Brushes with Cancer
Last winter I was approached to work on an art project to help raise awareness and funds for Twist Out Cancer, Immerman Angels and Ethan Zhon. Various artists were paired with cancer survivors in order to create a relational connection that would result in an art piece that described the survivor’s story, a piece that would be auctioned off at the fundraising event.
Meet Alana, my beautiful inspiration.
These final five pieces from her story were printed on metal and mounted as a collage, as pictured above.
You can read Alana’s story in her own words here.
Alana and I first met up for dinner at Lily Q‘s, which of course I recommend if you like BBQ and happen to be from Texas, two things Alana and I quickly found out we had in common! When Alana walked in the door it was far from what I expected. I hate to admit it, but when I hear “cancer survivor” I expect to see someone with a thin frail body, colorless cheeks, possibly no hair, very short hair, if not a wig.
Alana strolled in, strong and sexy with a big Texas smile and hair that would shame Farrah Fawcett.
I had made it a point not to “research” her story too much before meeting, so that I would be able to have a real conversation that wasn’t based on assumptions of what I had read. As I asked questions and she shared her story, I jotted notes of things that stuck in my mind.
The image on the left represents Alana’s first encounters with cancer; helping loved ones through chemo. Loving them. Losing them.
The center image was her first personal brush with cancer. She was diagnosed with Papillary Thyroid Carcinoma. The ink traces her first scar. After going through treatment and cleansing her body of this cancer, she soon discovered she had advanced melanoma.
The top image represents the dyes they used to find all the melanoma on her back before removing it and leaving her body with even more scars.

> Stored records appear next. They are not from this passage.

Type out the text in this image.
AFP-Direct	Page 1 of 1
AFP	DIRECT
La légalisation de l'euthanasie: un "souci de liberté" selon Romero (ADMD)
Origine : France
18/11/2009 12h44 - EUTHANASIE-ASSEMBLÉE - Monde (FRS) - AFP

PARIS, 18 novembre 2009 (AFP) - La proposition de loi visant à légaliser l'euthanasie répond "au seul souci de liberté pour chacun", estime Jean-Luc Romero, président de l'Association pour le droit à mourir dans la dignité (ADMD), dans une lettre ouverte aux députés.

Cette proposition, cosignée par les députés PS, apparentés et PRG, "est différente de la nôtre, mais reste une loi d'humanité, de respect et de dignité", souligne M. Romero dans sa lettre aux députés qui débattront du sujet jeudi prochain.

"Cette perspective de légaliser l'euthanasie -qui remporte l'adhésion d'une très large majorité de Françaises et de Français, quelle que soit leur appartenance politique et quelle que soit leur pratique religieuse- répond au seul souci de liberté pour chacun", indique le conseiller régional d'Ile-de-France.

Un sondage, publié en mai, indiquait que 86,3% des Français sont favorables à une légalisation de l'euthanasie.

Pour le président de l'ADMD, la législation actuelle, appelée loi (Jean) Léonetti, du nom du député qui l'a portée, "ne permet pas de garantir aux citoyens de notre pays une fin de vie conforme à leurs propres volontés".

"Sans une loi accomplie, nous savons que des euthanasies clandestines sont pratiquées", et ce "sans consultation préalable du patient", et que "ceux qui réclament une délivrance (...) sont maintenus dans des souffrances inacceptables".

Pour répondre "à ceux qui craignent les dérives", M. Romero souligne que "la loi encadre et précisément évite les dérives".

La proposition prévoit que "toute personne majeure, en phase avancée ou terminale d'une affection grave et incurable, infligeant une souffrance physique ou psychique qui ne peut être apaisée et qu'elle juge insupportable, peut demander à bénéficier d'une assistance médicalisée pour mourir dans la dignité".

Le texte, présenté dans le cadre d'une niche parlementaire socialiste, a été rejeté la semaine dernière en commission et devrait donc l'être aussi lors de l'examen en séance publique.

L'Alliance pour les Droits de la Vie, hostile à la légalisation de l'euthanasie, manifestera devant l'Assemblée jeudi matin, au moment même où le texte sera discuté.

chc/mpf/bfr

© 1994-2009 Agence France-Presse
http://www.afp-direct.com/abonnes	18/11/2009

Young, beautiful and embarrassed by her scars, Alana struggled to grow through this challenge by embracing her scars (bottom image) and fighting for a life worth living. She became a body builder, and even complained to photographers who photoshopped out her scars. To Alana, the scars symbolized triumph. Success. Life. All the things that make her even more beautiful than her perfect features, charming smile, and bombshell hair. She was scarred. But it was for life.
The final image, on the right, expresses the beautiful, empowered, confident woman that arose from this trial.
I love you Alana, and I can never thank you enough for letting me so close.
Below are images from the Brushes With Cancer event held at the Floating World Gallery.
So many artists and survivors paired up to raise funds and awareness!
Below, on the left, is my beautiful model, seeing her story for the first time through my eyes as a huge metal print display.
It was a hugely successful event and ended with much twisting of the hips with music by DJ. Ben Swislow and Palter Ego!